Bibir merah milik istri saya hilang, jatuh tercecer entah di mana. Saat pagi-pagi terbangun, saya melihat bagian dari mukanya itu pucat. Suatu keadaan yang membuat hati saya sangat masygul.
"Bune, segera lah bercermin!"
Dengan berat hati ia mengangkat tubuhnya, meninggalkan tempat beradu cinta menuju lemari, di mana kaca tertempel memantulkan bayangan.
Tampak daster yang pada bagian pinggang sebelah kirinya koyak membungkus tubuh lurus, bermahkota rambut panjang awut-awutan, mata membelalak lebar menyamarkan hidung mungil. Di bawahnya tidak ada apa-apa. Rata!
Tanpa suara, cermin memberikan pernyataan tak terbantahkan: bahwa bibir merah yang biasa melemparkan senyum renyah telah hilang dari wajah istri saya.
Ah, jangan pikirkan reaksi terperangah atau mulut menganga istri saya karena terkejut. Jangan!
Bagaimana ia bisa membuka mulut, jika bibir merahnya tidak ada?

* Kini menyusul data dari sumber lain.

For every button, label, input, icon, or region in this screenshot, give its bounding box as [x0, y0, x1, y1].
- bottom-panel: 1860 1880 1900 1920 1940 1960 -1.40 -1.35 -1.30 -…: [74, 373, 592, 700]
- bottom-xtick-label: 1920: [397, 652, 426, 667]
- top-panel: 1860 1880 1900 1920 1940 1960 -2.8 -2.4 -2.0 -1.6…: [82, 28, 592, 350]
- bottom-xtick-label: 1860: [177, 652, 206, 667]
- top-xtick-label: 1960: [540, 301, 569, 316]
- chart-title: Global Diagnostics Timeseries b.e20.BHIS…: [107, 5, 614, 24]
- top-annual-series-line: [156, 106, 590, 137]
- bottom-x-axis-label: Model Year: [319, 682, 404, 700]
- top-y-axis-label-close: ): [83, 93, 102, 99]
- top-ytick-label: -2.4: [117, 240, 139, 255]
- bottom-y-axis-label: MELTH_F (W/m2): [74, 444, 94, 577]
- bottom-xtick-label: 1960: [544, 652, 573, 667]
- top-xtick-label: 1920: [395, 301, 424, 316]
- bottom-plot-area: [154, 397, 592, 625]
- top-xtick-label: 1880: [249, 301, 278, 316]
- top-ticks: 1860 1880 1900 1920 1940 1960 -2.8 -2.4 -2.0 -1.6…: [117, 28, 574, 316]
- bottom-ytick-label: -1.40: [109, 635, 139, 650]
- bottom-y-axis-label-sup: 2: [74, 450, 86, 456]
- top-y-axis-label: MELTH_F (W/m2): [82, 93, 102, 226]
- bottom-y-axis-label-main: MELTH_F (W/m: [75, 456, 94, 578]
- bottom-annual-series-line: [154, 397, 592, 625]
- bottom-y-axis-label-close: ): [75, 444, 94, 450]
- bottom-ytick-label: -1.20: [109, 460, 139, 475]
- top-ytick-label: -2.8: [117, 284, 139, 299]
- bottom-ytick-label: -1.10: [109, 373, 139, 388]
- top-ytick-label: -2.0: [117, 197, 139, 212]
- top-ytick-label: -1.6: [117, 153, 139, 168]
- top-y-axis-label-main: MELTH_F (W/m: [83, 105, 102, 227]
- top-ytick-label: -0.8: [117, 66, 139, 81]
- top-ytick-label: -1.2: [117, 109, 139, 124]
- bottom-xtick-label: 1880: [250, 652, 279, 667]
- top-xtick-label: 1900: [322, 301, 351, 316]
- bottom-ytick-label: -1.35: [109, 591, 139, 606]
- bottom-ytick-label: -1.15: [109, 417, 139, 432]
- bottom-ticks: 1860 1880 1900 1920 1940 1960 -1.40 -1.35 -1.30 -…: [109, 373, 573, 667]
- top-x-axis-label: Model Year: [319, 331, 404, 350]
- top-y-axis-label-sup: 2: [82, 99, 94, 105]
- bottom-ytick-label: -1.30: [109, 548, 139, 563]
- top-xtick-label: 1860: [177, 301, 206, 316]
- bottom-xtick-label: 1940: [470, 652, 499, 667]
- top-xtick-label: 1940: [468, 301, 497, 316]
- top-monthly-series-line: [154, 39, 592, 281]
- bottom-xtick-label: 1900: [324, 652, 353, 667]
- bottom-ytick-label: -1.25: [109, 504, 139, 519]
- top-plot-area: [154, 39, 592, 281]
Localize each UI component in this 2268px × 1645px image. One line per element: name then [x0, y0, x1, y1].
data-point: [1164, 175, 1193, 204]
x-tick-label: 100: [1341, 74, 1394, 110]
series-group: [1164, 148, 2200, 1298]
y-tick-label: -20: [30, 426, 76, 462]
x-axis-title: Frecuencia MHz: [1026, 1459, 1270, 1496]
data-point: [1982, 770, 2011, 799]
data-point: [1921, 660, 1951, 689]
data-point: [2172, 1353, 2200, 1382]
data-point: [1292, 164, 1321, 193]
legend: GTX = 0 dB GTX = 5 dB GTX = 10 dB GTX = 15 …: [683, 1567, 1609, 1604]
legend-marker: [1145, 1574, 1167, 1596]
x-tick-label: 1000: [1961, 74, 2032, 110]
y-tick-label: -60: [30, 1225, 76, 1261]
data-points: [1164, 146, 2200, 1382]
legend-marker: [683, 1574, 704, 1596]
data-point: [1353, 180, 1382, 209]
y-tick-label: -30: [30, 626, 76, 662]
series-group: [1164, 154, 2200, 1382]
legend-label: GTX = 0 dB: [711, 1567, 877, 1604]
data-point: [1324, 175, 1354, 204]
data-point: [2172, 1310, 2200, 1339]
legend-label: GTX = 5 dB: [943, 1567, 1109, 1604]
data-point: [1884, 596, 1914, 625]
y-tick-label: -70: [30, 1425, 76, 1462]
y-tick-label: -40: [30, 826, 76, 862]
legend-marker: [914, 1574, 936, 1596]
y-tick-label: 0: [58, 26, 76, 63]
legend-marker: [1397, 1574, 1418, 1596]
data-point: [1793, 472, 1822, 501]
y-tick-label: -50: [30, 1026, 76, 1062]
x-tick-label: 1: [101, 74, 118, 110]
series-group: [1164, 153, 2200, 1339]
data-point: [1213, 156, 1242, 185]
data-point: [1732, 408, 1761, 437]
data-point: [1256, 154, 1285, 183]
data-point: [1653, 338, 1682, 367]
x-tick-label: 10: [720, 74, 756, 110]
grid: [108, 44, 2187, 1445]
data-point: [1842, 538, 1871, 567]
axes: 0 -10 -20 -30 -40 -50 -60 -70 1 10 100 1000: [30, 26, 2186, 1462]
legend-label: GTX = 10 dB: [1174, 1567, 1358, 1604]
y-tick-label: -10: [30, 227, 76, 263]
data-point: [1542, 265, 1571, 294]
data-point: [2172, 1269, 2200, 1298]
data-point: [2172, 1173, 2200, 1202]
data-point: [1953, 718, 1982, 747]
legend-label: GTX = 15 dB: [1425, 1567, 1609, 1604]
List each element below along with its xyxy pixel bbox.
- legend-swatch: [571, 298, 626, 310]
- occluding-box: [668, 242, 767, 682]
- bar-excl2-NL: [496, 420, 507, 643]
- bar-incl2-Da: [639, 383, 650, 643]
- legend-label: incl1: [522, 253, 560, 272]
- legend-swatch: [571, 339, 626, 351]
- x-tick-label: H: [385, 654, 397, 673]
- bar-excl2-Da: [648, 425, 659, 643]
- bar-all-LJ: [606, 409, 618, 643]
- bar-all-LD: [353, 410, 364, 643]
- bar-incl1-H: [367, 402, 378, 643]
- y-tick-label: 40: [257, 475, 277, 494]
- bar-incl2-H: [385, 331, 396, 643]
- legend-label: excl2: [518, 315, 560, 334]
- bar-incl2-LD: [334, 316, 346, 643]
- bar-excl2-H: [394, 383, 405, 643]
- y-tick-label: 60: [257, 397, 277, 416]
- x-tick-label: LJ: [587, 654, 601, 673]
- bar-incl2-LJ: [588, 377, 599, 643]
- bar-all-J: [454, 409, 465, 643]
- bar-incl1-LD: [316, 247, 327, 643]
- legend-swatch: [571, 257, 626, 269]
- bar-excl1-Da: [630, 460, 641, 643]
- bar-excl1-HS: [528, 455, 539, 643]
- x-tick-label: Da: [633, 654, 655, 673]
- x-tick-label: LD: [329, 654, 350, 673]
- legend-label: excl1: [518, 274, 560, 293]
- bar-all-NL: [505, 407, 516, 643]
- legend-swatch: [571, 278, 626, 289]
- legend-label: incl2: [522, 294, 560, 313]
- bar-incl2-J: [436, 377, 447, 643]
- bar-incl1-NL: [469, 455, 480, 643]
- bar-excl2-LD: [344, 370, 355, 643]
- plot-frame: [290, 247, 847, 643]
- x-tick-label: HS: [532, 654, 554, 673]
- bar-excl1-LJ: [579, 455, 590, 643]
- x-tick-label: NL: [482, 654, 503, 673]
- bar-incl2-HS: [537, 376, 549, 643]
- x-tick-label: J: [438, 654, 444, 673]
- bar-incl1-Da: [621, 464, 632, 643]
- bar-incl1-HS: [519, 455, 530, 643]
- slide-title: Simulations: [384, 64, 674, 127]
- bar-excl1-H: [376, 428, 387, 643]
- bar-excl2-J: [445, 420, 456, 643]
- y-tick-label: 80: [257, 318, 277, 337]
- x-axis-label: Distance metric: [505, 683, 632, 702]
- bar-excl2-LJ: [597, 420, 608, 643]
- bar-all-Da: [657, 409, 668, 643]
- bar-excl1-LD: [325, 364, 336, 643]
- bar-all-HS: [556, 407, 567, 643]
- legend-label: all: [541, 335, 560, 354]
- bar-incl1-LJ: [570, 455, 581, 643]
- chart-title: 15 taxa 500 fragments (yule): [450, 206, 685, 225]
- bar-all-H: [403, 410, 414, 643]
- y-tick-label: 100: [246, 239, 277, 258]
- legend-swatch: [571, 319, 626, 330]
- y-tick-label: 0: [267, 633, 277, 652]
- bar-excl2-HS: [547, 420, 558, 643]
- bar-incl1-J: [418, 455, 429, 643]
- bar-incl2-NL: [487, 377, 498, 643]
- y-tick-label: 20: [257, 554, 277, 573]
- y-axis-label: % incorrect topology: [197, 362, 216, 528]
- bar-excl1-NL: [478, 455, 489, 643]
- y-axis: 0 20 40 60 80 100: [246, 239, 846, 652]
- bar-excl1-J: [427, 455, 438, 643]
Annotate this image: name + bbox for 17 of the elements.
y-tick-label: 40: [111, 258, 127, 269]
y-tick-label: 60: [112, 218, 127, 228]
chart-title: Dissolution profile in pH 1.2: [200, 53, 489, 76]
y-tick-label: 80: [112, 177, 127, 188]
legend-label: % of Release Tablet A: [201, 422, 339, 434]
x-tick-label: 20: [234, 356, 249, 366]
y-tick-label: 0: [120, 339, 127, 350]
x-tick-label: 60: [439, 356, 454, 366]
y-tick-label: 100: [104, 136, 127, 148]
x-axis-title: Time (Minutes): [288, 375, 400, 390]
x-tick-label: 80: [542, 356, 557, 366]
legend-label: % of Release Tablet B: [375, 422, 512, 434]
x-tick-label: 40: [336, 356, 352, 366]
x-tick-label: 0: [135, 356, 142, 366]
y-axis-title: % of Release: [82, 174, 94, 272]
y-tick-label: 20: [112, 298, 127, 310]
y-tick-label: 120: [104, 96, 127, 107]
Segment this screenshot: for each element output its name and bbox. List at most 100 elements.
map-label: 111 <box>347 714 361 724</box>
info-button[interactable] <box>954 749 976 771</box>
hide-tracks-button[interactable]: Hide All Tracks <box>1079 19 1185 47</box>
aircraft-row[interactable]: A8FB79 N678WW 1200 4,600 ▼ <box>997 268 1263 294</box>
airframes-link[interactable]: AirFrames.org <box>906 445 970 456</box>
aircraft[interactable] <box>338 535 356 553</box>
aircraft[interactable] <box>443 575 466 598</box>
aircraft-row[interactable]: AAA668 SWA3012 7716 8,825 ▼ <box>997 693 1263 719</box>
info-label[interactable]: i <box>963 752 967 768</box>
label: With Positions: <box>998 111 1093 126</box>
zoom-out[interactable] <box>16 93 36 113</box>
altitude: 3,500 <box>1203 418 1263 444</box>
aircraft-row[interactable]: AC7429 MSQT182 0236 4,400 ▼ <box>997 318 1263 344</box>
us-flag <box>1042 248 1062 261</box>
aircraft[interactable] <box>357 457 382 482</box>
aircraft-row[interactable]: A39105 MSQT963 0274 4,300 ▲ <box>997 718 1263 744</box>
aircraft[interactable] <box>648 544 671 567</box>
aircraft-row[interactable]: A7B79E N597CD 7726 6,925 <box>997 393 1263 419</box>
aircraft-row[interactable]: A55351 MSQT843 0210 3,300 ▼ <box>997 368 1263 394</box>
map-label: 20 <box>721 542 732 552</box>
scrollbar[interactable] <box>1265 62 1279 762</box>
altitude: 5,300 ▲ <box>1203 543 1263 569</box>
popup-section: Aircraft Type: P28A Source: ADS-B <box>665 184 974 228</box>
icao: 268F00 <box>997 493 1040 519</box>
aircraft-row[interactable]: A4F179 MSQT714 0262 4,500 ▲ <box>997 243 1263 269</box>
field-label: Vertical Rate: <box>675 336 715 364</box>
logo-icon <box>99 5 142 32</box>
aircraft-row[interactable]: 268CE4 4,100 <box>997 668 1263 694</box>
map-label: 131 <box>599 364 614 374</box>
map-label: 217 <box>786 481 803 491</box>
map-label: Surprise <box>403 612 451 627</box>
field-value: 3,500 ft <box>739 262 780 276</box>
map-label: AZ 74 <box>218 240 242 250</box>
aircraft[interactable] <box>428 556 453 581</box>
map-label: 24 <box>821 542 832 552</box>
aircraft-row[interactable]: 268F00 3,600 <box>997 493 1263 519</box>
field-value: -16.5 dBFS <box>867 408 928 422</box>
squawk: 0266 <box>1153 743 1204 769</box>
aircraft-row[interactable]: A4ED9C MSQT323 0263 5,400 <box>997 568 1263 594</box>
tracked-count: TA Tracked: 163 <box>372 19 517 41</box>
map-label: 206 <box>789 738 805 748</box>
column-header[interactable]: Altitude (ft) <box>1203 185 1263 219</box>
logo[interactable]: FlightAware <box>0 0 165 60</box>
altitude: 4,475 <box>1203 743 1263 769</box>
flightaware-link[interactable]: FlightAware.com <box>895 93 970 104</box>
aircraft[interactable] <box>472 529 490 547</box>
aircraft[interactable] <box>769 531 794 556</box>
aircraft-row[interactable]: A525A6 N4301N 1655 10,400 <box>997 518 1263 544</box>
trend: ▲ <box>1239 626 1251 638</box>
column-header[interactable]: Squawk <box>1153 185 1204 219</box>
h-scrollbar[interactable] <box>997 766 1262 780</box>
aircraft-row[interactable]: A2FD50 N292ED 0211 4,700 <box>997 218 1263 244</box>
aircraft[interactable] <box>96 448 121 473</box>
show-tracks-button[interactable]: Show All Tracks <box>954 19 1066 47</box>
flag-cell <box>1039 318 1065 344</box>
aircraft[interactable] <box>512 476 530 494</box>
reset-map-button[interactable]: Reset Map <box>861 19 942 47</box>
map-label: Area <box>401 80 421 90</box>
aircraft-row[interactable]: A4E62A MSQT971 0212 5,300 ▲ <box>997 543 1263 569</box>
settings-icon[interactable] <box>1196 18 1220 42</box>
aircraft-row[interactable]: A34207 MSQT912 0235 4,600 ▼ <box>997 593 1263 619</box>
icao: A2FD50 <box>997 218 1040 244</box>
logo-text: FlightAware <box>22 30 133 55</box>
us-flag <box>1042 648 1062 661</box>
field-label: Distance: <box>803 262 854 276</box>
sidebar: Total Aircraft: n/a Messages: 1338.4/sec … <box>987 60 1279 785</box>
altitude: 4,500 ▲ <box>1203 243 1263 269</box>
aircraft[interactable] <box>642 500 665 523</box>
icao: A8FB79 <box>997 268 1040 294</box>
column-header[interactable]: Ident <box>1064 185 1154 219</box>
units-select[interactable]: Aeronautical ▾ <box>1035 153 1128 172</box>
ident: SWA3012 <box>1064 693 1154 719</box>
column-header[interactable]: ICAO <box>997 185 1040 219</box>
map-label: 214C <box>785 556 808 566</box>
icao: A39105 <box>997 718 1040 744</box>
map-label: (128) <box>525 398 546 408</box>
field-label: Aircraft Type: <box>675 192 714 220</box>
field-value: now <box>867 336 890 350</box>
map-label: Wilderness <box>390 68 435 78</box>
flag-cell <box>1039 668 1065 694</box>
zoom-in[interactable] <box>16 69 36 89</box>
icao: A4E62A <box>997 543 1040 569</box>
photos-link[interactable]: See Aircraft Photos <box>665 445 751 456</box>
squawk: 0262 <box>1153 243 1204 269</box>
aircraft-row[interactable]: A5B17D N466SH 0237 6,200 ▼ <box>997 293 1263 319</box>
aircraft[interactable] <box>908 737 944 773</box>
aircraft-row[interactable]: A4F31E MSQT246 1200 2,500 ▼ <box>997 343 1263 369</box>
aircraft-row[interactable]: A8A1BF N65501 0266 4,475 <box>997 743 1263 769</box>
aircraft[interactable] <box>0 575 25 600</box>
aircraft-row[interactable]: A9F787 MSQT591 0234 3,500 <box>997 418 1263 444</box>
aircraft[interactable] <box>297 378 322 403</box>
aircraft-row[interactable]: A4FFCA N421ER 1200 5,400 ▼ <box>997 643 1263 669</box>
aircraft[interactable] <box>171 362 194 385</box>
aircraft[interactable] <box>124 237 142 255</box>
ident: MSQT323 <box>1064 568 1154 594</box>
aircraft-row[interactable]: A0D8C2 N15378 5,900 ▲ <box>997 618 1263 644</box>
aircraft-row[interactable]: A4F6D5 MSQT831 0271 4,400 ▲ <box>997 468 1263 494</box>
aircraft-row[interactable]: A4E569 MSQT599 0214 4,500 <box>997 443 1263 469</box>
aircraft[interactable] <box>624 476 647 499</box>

Jangan juga bilang, mestinya saya merasa nyaman berada di rumah tanpa omelan. Mitraliur itu menghamburkan desakan-desakan, bak suara demonstran menagih janji kampanye para wakil rakyat dan birokrat pemenang pemilihan umum.
Desakan-desakan yang tidak dapat segera saya penuhi. Saya lebih mengutamakan mengadakan nasi beserta lauknya, daripada membeli layar datar demi membarui televisi tabung. Demikian juga dengan belanja panci presto, wajan teflon, lipstik, dan kosmetik.
Tiadanya bibir membuat saya tari payung, berpusing-pusing salah tingkah tidak karuan tanpa lawan bertengkar. Tiadanya bibir otomatis menghilangkan senyum istri saya. Rumah gersang tanpa hadirnya senyum.